A woman as athletic and robust as Aly Raisman isn’t going to rely on just water after a workout. After spinning around on the Pommel horse, orbiting the uneven bars, and flipping her way through floor exercises, the USA’s pride and joy during Olympics season goes straight to tart cherry juice.
“I drink it at night because it helps you relax, and I also drink it for recovery after a workout,” Raisman told NYMag.com, adding that she favors the taste. “The tart cherry is actually really good for inflammation — I have a ton of inflammation in my body from training and working out and all the traveling.”
Anecdotal evidence really has merit in this case (I mean, who would know better about workout-related inflammation than athletes)? But scientific evidence also backs the champ. Researchers, such as those in this 2014 study, concluded that drinking the liquid of the sweet and sour fruit does in fact reduce inflammation. And according to nutritionist Kim McDevitt, MPH RD, tart cherry’s abundance of anthocyanin, an antioxidant that combats the enzymes that cause inflammation, is the key player.
“When we exercise, we tear our muscles, breaking them down and causing inflammation and cell damage,” McDevitt explains. “The foods you choose post-workout influence how those muscles will be repaired and rebuilt, with some being much better than others. Studies are showing that anthocyanins may help aid in muscle recovery, making tart cherry a great choice for post-workout hydration.”

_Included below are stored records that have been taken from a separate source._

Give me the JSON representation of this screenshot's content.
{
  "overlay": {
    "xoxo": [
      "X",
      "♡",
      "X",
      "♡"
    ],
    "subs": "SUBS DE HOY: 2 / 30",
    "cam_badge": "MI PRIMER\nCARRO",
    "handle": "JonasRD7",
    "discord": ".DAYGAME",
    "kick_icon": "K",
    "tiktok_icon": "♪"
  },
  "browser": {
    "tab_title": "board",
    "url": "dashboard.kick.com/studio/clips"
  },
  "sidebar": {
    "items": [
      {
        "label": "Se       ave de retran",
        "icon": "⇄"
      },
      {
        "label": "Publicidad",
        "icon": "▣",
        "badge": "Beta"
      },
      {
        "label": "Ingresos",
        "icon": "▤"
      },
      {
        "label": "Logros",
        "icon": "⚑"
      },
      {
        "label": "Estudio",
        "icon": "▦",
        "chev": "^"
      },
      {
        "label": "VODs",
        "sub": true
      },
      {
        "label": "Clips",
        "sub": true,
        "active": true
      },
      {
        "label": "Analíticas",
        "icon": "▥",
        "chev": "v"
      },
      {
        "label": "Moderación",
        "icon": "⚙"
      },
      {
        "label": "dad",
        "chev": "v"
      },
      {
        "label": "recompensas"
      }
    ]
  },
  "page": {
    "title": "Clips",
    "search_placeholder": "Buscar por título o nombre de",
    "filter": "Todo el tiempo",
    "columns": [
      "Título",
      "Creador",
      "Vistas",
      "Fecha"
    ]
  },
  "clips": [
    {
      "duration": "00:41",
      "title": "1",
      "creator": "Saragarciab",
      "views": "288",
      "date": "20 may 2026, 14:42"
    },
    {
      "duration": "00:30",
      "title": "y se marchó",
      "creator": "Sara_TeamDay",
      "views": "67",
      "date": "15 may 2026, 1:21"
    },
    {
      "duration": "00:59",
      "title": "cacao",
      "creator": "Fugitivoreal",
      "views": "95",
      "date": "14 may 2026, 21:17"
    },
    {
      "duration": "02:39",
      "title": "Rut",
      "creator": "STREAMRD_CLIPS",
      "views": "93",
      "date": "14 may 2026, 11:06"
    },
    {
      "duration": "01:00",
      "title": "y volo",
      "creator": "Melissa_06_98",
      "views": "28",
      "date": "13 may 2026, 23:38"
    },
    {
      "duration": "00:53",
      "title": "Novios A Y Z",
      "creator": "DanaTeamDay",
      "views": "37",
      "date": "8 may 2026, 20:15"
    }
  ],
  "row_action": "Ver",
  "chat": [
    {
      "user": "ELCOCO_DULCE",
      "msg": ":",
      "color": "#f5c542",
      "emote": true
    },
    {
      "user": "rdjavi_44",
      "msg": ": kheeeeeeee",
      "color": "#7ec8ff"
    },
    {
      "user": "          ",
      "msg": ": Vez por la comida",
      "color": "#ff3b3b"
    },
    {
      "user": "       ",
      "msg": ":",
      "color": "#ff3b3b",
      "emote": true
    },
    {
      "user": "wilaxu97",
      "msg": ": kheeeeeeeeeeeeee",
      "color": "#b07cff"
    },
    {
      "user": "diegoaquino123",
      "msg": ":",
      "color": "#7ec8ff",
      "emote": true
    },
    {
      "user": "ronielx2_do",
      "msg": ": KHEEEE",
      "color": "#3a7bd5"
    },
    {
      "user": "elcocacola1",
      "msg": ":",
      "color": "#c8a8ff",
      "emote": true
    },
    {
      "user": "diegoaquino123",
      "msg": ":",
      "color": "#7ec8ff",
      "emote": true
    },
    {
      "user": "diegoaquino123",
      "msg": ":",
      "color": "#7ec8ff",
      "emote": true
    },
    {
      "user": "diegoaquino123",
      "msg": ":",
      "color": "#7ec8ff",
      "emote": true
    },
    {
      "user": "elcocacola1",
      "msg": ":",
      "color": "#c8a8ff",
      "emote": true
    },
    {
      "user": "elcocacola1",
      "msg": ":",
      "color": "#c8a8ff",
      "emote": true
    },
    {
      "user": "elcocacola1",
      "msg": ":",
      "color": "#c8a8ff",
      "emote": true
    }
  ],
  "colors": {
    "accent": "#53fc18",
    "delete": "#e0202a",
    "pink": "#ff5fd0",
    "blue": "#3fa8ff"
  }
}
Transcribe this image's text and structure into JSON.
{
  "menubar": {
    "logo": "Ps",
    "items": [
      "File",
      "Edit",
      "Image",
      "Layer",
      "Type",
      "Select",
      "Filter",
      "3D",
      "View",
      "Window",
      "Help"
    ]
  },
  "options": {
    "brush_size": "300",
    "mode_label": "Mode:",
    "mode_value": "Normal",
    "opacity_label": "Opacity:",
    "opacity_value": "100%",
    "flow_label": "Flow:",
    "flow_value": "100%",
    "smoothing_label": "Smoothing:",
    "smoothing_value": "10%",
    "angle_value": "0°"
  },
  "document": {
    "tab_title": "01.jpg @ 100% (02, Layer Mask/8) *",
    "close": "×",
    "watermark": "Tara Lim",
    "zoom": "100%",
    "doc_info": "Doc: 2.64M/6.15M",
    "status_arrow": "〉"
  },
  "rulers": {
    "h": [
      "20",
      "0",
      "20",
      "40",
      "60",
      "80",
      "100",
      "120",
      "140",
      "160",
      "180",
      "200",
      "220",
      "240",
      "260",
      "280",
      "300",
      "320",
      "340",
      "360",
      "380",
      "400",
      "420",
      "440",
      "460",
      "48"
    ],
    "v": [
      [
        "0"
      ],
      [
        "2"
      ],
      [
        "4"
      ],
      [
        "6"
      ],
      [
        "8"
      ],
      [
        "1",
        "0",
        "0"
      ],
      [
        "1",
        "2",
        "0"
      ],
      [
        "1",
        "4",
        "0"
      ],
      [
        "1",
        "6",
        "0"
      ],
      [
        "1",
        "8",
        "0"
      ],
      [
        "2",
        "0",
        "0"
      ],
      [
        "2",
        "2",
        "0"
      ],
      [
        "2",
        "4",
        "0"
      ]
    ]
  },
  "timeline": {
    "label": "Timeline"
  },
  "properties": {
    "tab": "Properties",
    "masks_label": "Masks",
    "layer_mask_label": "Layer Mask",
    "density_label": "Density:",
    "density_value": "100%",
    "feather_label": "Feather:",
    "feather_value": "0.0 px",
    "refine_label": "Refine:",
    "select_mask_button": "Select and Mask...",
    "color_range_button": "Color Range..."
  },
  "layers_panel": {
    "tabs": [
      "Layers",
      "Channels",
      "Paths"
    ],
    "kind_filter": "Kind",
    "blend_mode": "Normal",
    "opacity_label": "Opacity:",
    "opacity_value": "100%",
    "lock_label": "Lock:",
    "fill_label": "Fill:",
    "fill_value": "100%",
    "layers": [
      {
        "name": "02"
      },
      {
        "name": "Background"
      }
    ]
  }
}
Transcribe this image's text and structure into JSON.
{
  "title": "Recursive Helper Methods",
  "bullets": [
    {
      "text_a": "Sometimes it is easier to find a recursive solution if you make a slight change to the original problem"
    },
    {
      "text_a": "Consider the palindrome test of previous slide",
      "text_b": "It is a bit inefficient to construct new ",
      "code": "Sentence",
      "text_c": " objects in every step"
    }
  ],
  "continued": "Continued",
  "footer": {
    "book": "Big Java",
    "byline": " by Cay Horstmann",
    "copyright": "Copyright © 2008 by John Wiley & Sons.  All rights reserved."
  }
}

These same antioxidants also help diminish post-workout muscle soreness. In one 2006 study, subjects who drank 12 ounces of tart cherry juice twice a day for eight days found they felt less pain after working out. This blood-red nectar is also a promising relief solution for those with osteoarthritis and gout, according to the Arthritis Foundation. It’s even been suggested the juice can reduce stroke risk, according to a 2014 study.
Raisman also drinks the juice before bed which, per more research, is also a smart move. Tart cherries are a natural source of melatonin, the hormone released in your brain that helps regulate sleep. In one 2014 study, adults with insomnia who imbibed the juice of Montmorency cherries (the most abundant variety) twice daily for two weeks found they increased sleep by almost 90 minutes. (On a related note, Blake Lively’s trainer swears that enjoying 90 more minutes of slumber every night will help you effortlessly drop weight, so drinking this tangy beverage may be a solid slim-down strategy.)
If you’re thinking that all this cherry goodness sounds more like an internal sugar avalanche, you’re not alone — Raisman also considered the same thing. But for her, the numerous benefits outweigh the 17 grams of sugar per eight-ounce serving of Cheribundi, her cherry juice of choice for which she’s an ambassador.
“I try to balance having a lot of fruit and not having a lot — you don’t want to have too much sugar because that creates more inflammation — so the tart cherry juice is really a perfect balance for me,” she explained.
What to Do If Straight Tart Cherry Juice Is Just Too Tart for You
If you prefer not to drink cherry juice, perhaps you’ll want to snack on it instead. Registered dietitian Wendy Bazilian, DrPH, RD, told The Huffington Post, that half a cup of dried tart cherries offers about 50% of your daily vitamin A intake and 10% of potassium and fiber, noting the fruit boasts “19 times more vitamin A than blueberries or strawberries.”
Alternatively, you can drink it diluted with watermelon. (The satisfyingly crunchy, thirst-quenching fruit is listed as Raisman’s favorite food on her USA Gymnastics profile.)
Beyoncé-endorsed WTRMLN WTR CHRRY offers a combination of fresh cold-pressed watermelon juice combined with tart cherry. McDevitt explains this duo is a “recovery powerhouse thanks to the antioxidants in the cherry and L-Citrulline in watermelon, both of which are known to make your muscles rejoice.”
Finally, if you just can’t get yourself to drink any fruit juice, copy another one of Raisman’s self-love treatments: Steep yourself in a tub full of warm water and relax (also known to help relieve sore muscles, per experts).